Many of them are heading into unchartered waters. It's only natural to fixate on the final destination but they've come too far to lose focus now.
"I think it's kind of human nature," said Landry Fields, who started eight playoff games for the Knicks in his first two NBA season. "We see the playoffs and there's a pretty high probability that we'll get in but at the end of the day you can't really focus on that. These last few games are important, not just for us growing and building and getting momentum for the playoffs but also seeding. Seeding is huge in the playoffs and I think as long as we keep that as a focal point rather than thinking these games are just filler games until we get into the playoffs than they'll become more meaningful for us."
"We're going to finish it off strong," echoed DeMar DeRozan, who scored 20 on Wednesday and will be making his playoff debut next month. "We've worked too hard to just to get complacent with where we're at. We've still got a long ways to go and everybody in this locker room loves the game too much to sit back and say, we're going to wait until the playoffs."
Big night for the sophomores
Both Terrence Ross and Jonas Valanciunas stepped up in Wednesday's win. Ross led Toronto with 24 points, hitting five of his nine attempts from three-point range, while Valanciunas registered his team-leading 20th double-double of the season with 15 points and 14 rebounds.
"I thought Jonas had one of his better nights, not only scoring but he rebounded," Casey said. "[Ross] kept us afloat. He knocked down some shots. We needed it."
Struggling second unit
The Raptors' second unit - still without injured forward Patrick Patterson - mustered only seven points, all from Greivis Vasquez, who made just three of his 10 shots. Meanwhile, the Celtics' bench scored 51, led by Jared Sullinger's 26, 19 of which came in the fourth.
"Again, point production from our bench has been an issue," Casey said. "That's something we have to rectify. That's just putting too many minutes on our starters."

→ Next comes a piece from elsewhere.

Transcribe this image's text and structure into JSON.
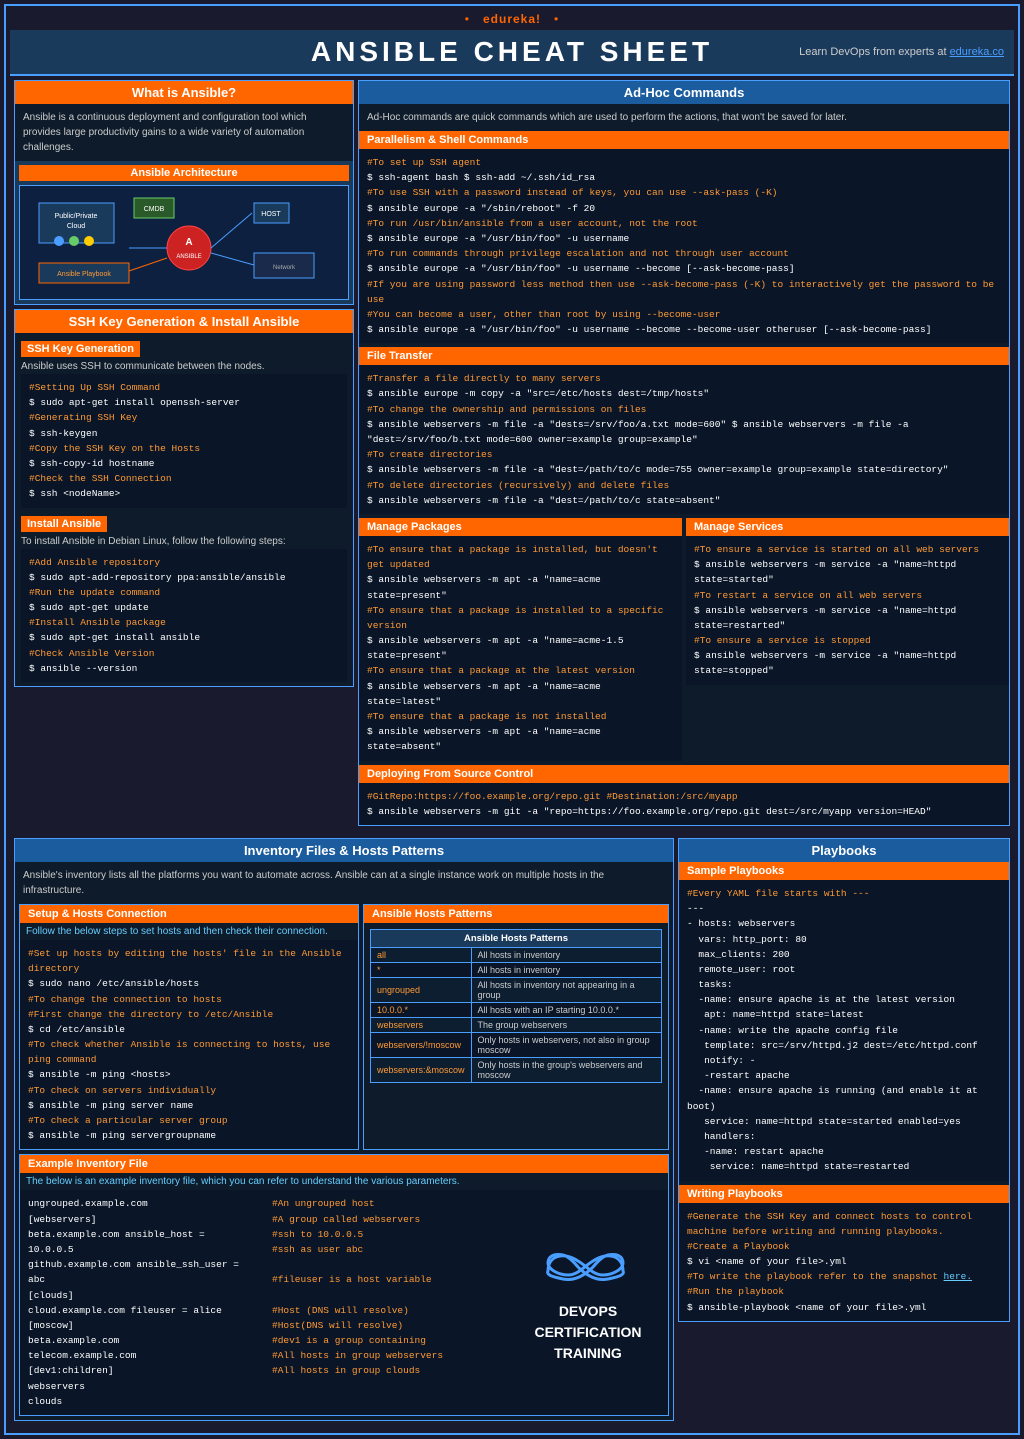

Toronto bench has now been outscored by a total of 129 points in 11 games without Patterson, who was cleared for contact earlier this week. Although there's no timetable for the return of Patterson - out with an elbow injury - the team hopes to have him back later this week.
The Raptors snapped an 11-game losing streak in Boston, the fourth time they've snapped a skid of eight road losses or more against an opponent this season.
Earlier this year, Toronto ended a 10-game slide to the Lakers in Los Angeles, also snapping a nine-game skid against the Nuggets in Denver and an eight-game losing streak versus the Bucks in Milwaukee.
"We can't worry about those other teams," Lowry said. "We control our own destiny. When you start worrying about other teams is when you lose focus and I think tonight we did a good job of focusing in on our team and not worrying about nothing else."